The world's first nuclear-powered submarine, which would become the first submarine to transit the North Pole while submerged, also bore the name Nautilus. While it wasn't the first ship in the U.S. Navy to bear the name, the choice probably wasn't entirely coincidental.
The inventor of the first truly functional submarine, Simon Lake, was caught in a storm, and recalled a moment in Twenty Thousand Leagues Under the Sea where the Nautilus dives a few feet underwater to avoid the storm. He then repeated the technique and survived, and sent Verne's great grandson a telegraph thanking him.
The book is famous for also inspiring Ernest Shackleton, William Beebe, Robert Ballard and Jacques Costeau.
The North Pole is placed in the Arctic Ocean. The South Pole is placed in Antartica, a sheet of ice thousands of feet thick, and most of it on a solid continent. The Nautilus could have reached the North Polenote and indeed, the USS Nautilus (America's first nuclear sub and namesake of the vessel in this book) did reach the Pole by travelling under the Arctic Ocean, but not the South Pole.
The Nautilus was supposed to make 50 knots on Bunsen batteries. The only modern submarine which could approach 50 knots needed 30 000 kW for the main engine. To get 30 000 kW from Bunsen cells their combined size would exceed Nautilus entire hull in size by a few orders of magnitude.

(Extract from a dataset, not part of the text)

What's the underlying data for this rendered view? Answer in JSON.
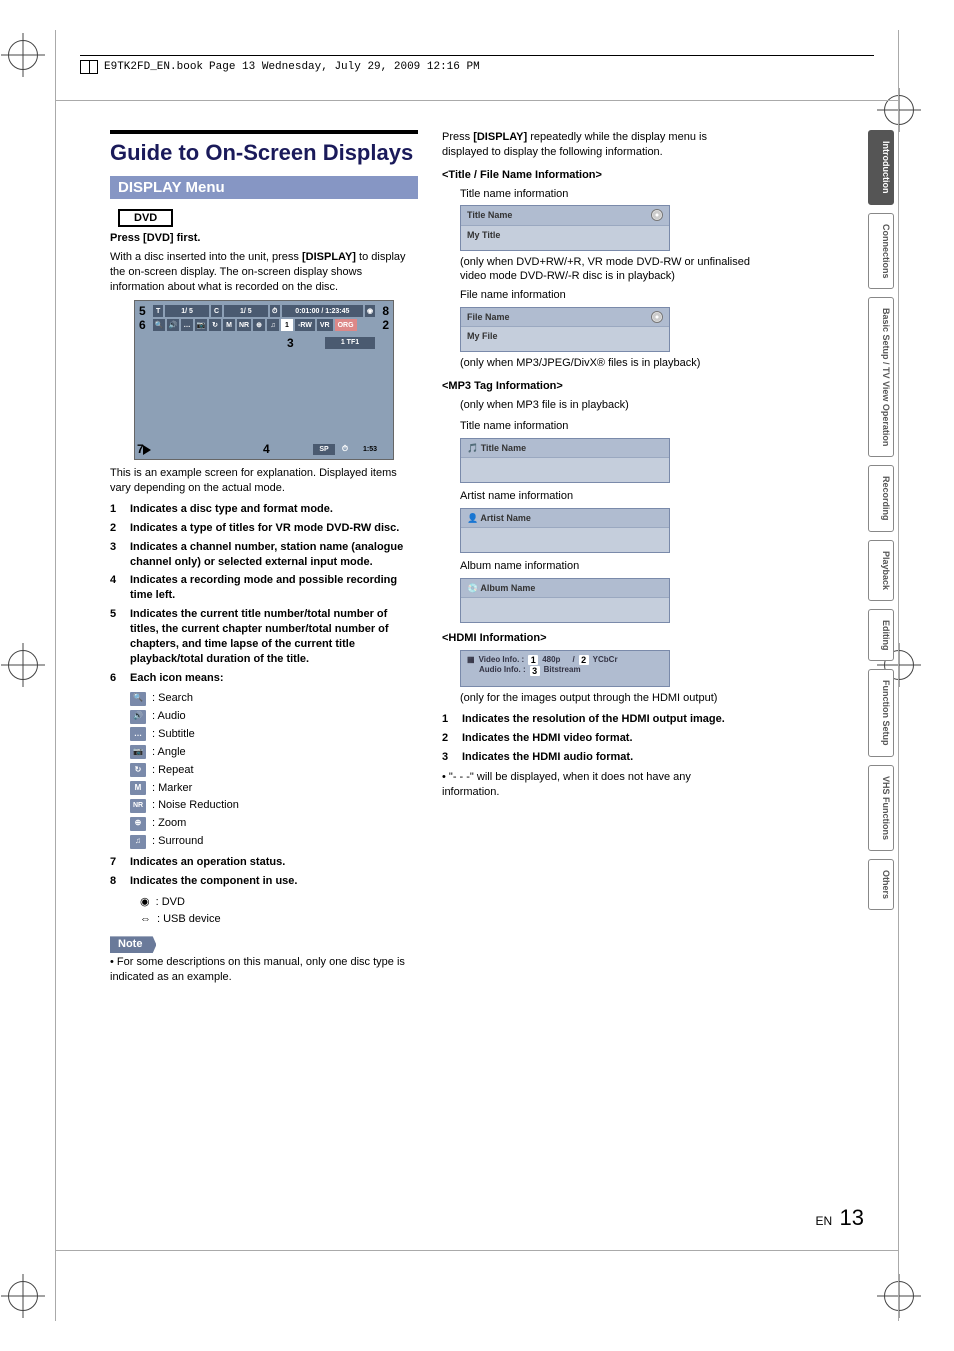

Also, an in-universe example of Schizo Tech: despite the usual rotating electric motor with brushes being known and used in the 1860s, Nautilus main engine is an oscillating electric motor ( "where large electromagnets actuate a system of levers and gears that transmit the power to the propeller shaft") - less efficient and a royal waste of space.
The new technology of double hull seemed to solve most problems in an age when most vessels were still wooden sailing ships, so Verne become enthusiastic about Nautilus double hull able to withstand the pressure "in the deepest ocean trench". No double hulled submarine can go below 1300 meters, specialized deep-diving vehicles are small craft with 5-inch thick shells.
The Nautilus' primary armament being a ram was typical of naval thinking at the time: this was right after Monitor versus Merrimack, and it was thought that since ironclads could not hurt each other with cannon fire, the only option would be ramming one another. At this point breech-loading heavy guns were new and untested, nobody had yet worked out how to fire a high-explosive, high-velocity shell without blowing it up, and nobody had fired a self-propelled torpedo in combat. It would not be until World War I that the submarine's role as a torpedo-carrier was cemented.
Nautilus crew diving suits are an autonomous version of the heavy helmet of Verne's lifetime, yet all these had been used only to very shallow depths. To use them hundreds of yards deep with no decompression stops would only make the divers succumb to decompression sickness. Illustrations, including the original's, however, show them as having air tanks rather than tubes that could break.
Channel Hop: Originally a 20th Century Fox project, Fox studio manager Sid Rogell personally sold the film rights to Walt Disney, who apparently returned the favor by having some scenes filmed on Fox's backlot.
Throw It In: When filming the scene where Ned and Conseil get in the boat to row away from the cannibals, Kirk Douglas expected the boat to be low in the water. He didn't lower the oars far enough to catch the water, and when he started to row, he fell on his back. Director Richard Fleischer thought the shot was so funny he left it in the film. When Ned starts to row, he clearly tips back, and his legs shoot up in the air.
Wag the Director: The scene at the beginning of the film where Ned Land strolls up with a beautiful girl on each arm to the lecturing sailor and the ensuing fight was added at the suggestion of Kirk Douglas, who wanted to preserve his image as a macho action lead.
Walt Disney originally considered making this film as an animated feature; the detailed pre-production sketches by artist Harper Goff, as well as Goff's enthusiastic suggestion that it be done as live action feature, convinced him otherwise.
The first tests for the final battle took place against a beautiful sunset, on a calm sea. The first Giant Squid had stuffed tentacles held up on wires; these grew heavy and hard to control as they took on water, and the bright sunset made the wires painfully obvious. Disney himself was appalled at this first footage, and demanded a reshoot. This reshoot nearly forced the studio out of business, but proved worthwhile when the film earned a nomination for Best Visual Effects at the Academy Awards.